The law governing export controls is a niche area, and I have to say I know very little about it. I did, however, recently come across a post by Clif Burns of Bryan Cave that called to mind the Kuwait Airways case I’ve written about before. Burns’s post noted a recent sanction that the Office of Foreign Assets Control imposed on American Honda Finance Corp.
The issue for OFAC was that American Honda’s Canadian subsidiary financed the purchase of new Hondas by Cuban government officials. This was a violation of the Cuban Asset Control Regulations. But as Burns pointed out, Canadian law made it illegal for the Canadian subsidiary to refuse to finance the purchases on account of the US Cuba sanctions. Burns’s point—one of his points, anyway—is that the government is overreaching: “This applicable Canadian law is not even mentioned as a mitigating factor. Once again, it appears that the U.S. is telling one of its closest allies that we don’t really care what their laws are.”

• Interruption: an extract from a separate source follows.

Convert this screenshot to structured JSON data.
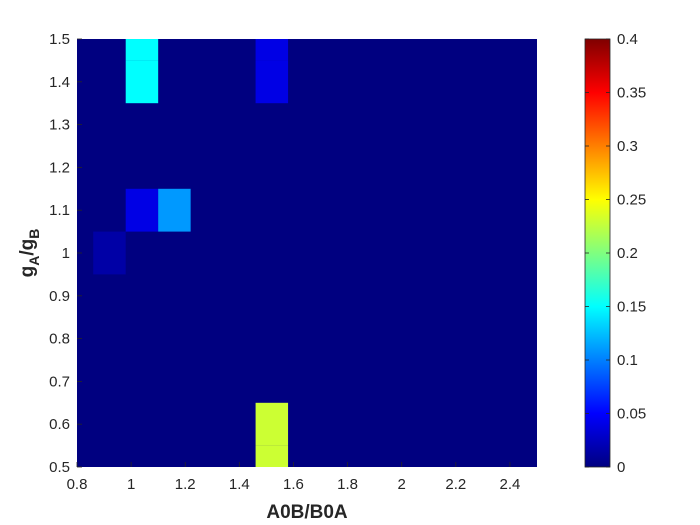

This seems a reasonable criticism, but remember the Kuwait case? There, Kuwait Air had refused to sell a ticket to an Israeli traveler flying from New York to London, and it claimed that Kuwaiti law forbade it to do business with Israelis. The Department of Transportation did not allow the requirements of Kuwaiti law to stand in the way of enforcement of the laws against national origin discrimination.
Of course, there are differences between the two situations. In the Honda case, it was a foreign subsidiary that violated US law, whereas in the Kuwait case it was Kuwait Airlines itself. In the Kuwait case the US law in question was a civil rights law. In the Honda case, the law was an economic sanctions law. Still, I think the Kuwait case shows us that there are limits to any critique of the OFAC decision. It seems that there’s not a reason in principle to refuse to punish a firm that violates US law even when it complains that foreign law is making inconsistent demands. Rather, the analysis will involve some sort of weighing of the importance of comity against the importance of the policy at stake in the US law and in the foreign law.